Back in the States he had some spare time to be with his family and pursue some of his many private interests. Besides composing for and playing the guitar, piano and violin, he spoke several foreign languages, and even worked from time to time on becoming a playwright. He corresponded with a number of black intellectuals such as NAACP founder W. E. B. DuBois, educator Booker T. Washington and poet Paul Lawrence Dunbar. But it wasn't long before Pancho Villa was raising el Diablo down Mexico way and Young was off again, this time leading the all-black 10th Cavalry.
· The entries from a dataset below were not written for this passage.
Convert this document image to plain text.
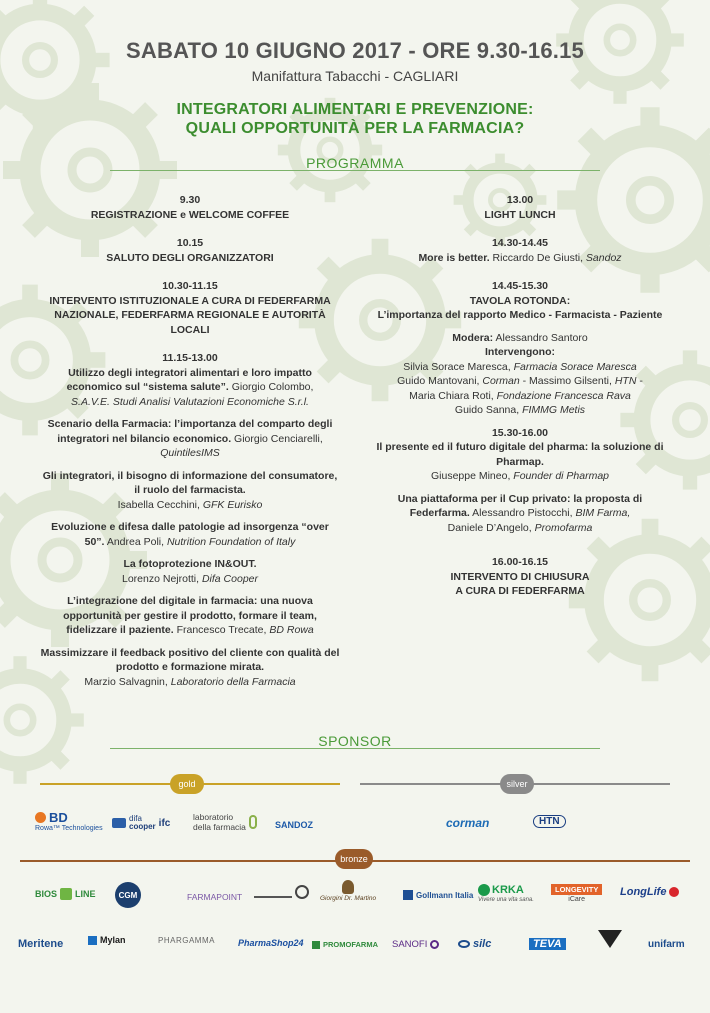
SABATO 10 GIUGNO 2017 - ORE 9.30-16.15
Manifattura Tabacchi - CAGLIARI
INTEGRATORI ALIMENTARI E PREVENZIONE:
QUALI OPPORTUNITÀ PER LA FARMACIA?
PROGRAMMA
9.30
REGISTRAZIONE e WELCOME COFFEE
10.15
SALUTO DEGLI ORGANIZZATORI
10.30-11.15
INTERVENTO ISTITUZIONALE A CURA DI FEDERFARMA NAZIONALE, FEDERFARMA REGIONALE E AUTORITÀ LOCALI
11.15-13.00
Utilizzo degli integratori alimentari e loro impatto economico sul “sistema salute”. Giorgio Colombo,
S.A.V.E. Studi Analisi Valutazioni Economiche S.r.l.
Scenario della Farmacia: l’importanza del comparto degli integratori nel bilancio economico. Giorgio Cenciarelli, QuintilesIMS
Gli integratori, il bisogno di informazione del consumatore, il ruolo del farmacista.
Isabella Cecchini, GFK Eurisko
Evoluzione e difesa dalle patologie ad insorgenza “over 50”. Andrea Poli, Nutrition Foundation of Italy
La fotoprotezione IN&OUT.
Lorenzo Nejrotti, Difa Cooper
L’integrazione del digitale in farmacia: una nuova opportunità per gestire il prodotto, formare il team, fidelizzare il paziente. Francesco Trecate, BD Rowa
Massimizzare il feedback positivo del cliente con qualità del prodotto e formazione mirata.
Marzio Salvagnin, Laboratorio della Farmacia
13.00
LIGHT LUNCH
14.30-14.45
More is better. Riccardo De Giusti, Sandoz
14.45-15.30
TAVOLA ROTONDA:
L’importanza del rapporto Medico - Farmacista - Paziente
Modera: Alessandro Santoro
Intervengono:
Silvia Sorace Maresca, Farmacia Sorace Maresca
Guido Mantovani, Corman - Massimo Gilsenti, HTN -
Maria Chiara Roti, Fondazione Francesca Rava
Guido Sanna, FIMMG Metis
15.30-16.00
Il presente ed il futuro digitale del pharma: la soluzione di Pharmap.
Giuseppe Mineo, Founder di Pharmap
Una piattaforma per il Cup privato: la proposta di Federfarma. Alessandro Pistocchi, BIM Farma,
Daniele D’Angelo, Promofarma
16.00-16.15
INTERVENTO DI CHIUSURA
A CURA DI FEDERFARMA
SPONSOR
gold	silver
BD
Rowa™ Technologies
difa
cooper ifc
laboratorio
della farmacia	SANDOZ	corman	HTN
bronze
BIOS LINE	CGM	FARMAPOINT	Giorgini Dr. Martino	Gollmann Italia KRKA
Vivere una vita sana.
LONGEVITY
iCare
LongLife
Meritene	Mylan	PHARGAMMA	PharmaShop24	PROMOFARMA SANOFI	silc	TEVA	unifarm
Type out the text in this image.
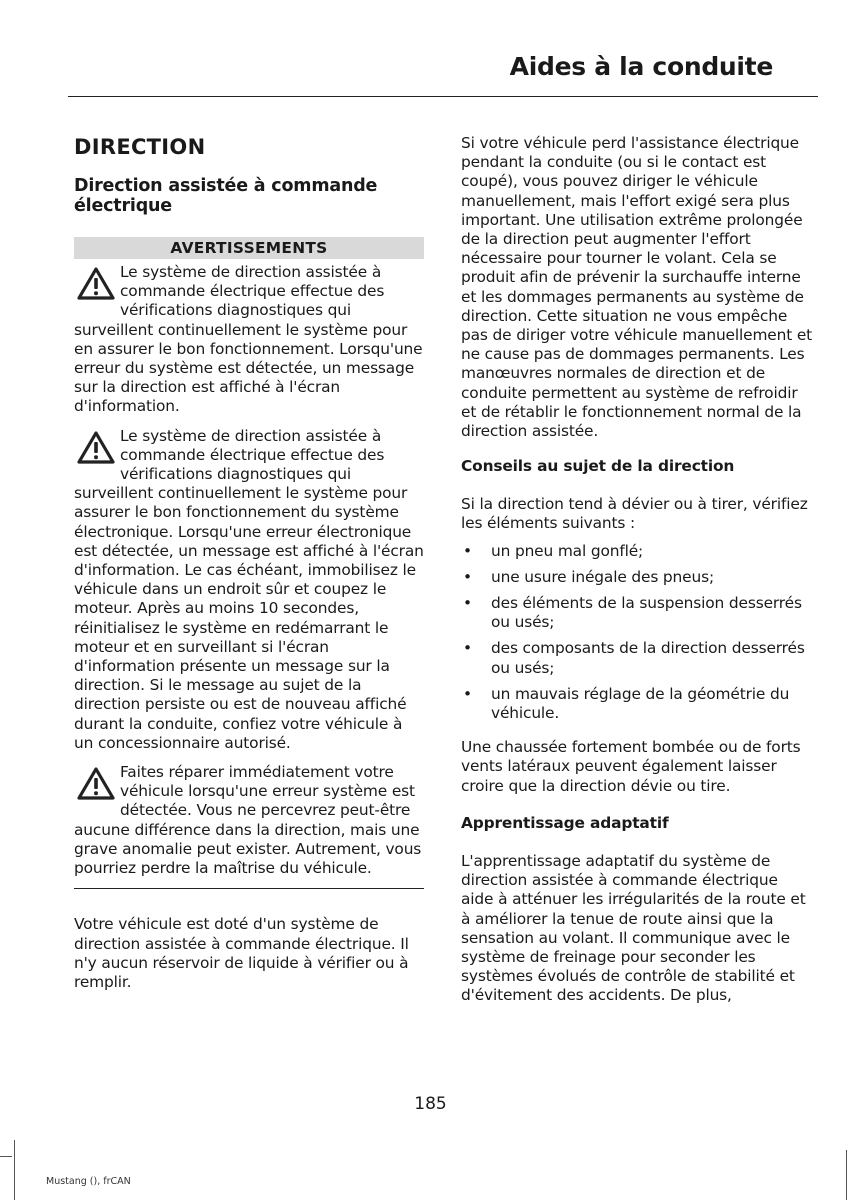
Aides à la conduite
DIRECTION
Direction assistée à commande électrique
AVERTISSEMENTS

Le système de direction assistée à commande électrique effectue des vérifications diagnostiques qui surveillent continuellement le système pour en assurer le bon fonctionnement. Lorsqu'une erreur du système est détectée, un message sur la direction est affiché à l'écran d'information.

Le système de direction assistée à commande électrique effectue des vérifications diagnostiques qui surveillent continuellement le système pour assurer le bon fonctionnement du système électronique. Lorsqu'une erreur électronique est détectée, un message est affiché à l'écran d'information. Le cas échéant, immobilisez le véhicule dans un endroit sûr et coupez le moteur. Après au moins 10 secondes, réinitialisez le système en redémarrant le moteur et en surveillant si l'écran d'information présente un message sur la direction. Si le message au sujet de la direction persiste ou est de nouveau affiché durant la conduite, confiez votre véhicule à un concessionnaire autorisé.

Faites réparer immédiatement votre véhicule lorsqu'une erreur système est détectée. Vous ne percevrez peut-être aucune différence dans la direction, mais une grave anomalie peut exister. Autrement, vous pourriez perdre la maîtrise du véhicule.

Votre véhicule est doté d'un système de direction assistée à commande électrique. Il n'y aucun réservoir de liquide à vérifier ou à remplir.

Si votre véhicule perd l'assistance électrique pendant la conduite (ou si le contact est coupé), vous pouvez diriger le véhicule manuellement, mais l'effort exigé sera plus important. Une utilisation extrême prolongée de la direction peut augmenter l'effort nécessaire pour tourner le volant. Cela se produit afin de prévenir la surchauffe interne et les dommages permanents au système de direction. Cette situation ne vous empêche pas de diriger votre véhicule manuellement et ne cause pas de dommages permanents. Les manœuvres normales de direction et de conduite permettent au système de refroidir et de rétablir le fonctionnement normal de la direction assistée.

Conseils au sujet de la direction

Si la direction tend à dévier ou à tirer, vérifiez les éléments suivants :

• un pneu mal gonflé;
• une usure inégale des pneus;
• des éléments de la suspension desserrés ou usés;
• des composants de la direction desserrés ou usés;
• un mauvais réglage de la géométrie du véhicule.

Une chaussée fortement bombée ou de forts vents latéraux peuvent également laisser croire que la direction dévie ou tire.

Apprentissage adaptatif

L'apprentissage adaptatif du système de direction assistée à commande électrique aide à atténuer les irrégularités de la route et à améliorer la tenue de route ainsi que la sensation au volant. Il communique avec le système de freinage pour seconder les systèmes évolués de contrôle de stabilité et d'évitement des accidents. De plus,

185
Mustang (), frCAN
As would be the case decades later in Vietnam, U. S. troops, hampered by political considerations, were under strict orders that limited their ability to defend themselves.

It was a U. S. racked with turmoil to which Young finally returned. While war was tearing Europe apart, race riots broke out in East St. Louis, Illinois, followed quickly by others in Houston, Texas. Black soldiers were as patriotic as whites and chaffed at the bit, wanting to go overseas and get in on the fighting. A movement was begun to promote Young to brigadier general, but army officers, 75% of them white southerners, as well as congressman from the South, pressured the War Department and doomed the promotion. Young also help lobby the Army to create an Officers Training Camp for black soldiers. It was obvious to his foes (I'm not referring to the Germans, either) that the black officer was getting too uppity, But Houston and East St. Louis were too fresh in everyone's minds for an outright attack on him. Subtler methods were needed. A scheduled physical for Young gave them an opening. The 54 year-old soldier was declared to have high blood pressure and retired. Faced with such a situation, Young did what he'd done so many times in the past. He saddled up. Getting ready to leave southwestern Ohio, he told his wife Ada that the blood pressure was nothing but patriotism in high gear, kissed the two children goodby and turned his horse's head toward Washington, D. C. It was a 500-mile ride and it took the cavalryman over two weeks of days often accompanied by racial curses from whites he passed, but despite hell and high blood pressure, he rode into the nation's capital 16 days later. Often a person's character is proved more by the battles they choose than by thir victories. This was to be the case for Young. He was reinstated but not reassigned until the war was winding down. The U. S. was not ready for brigades of black troops, lead by black officers. It would be decades yet.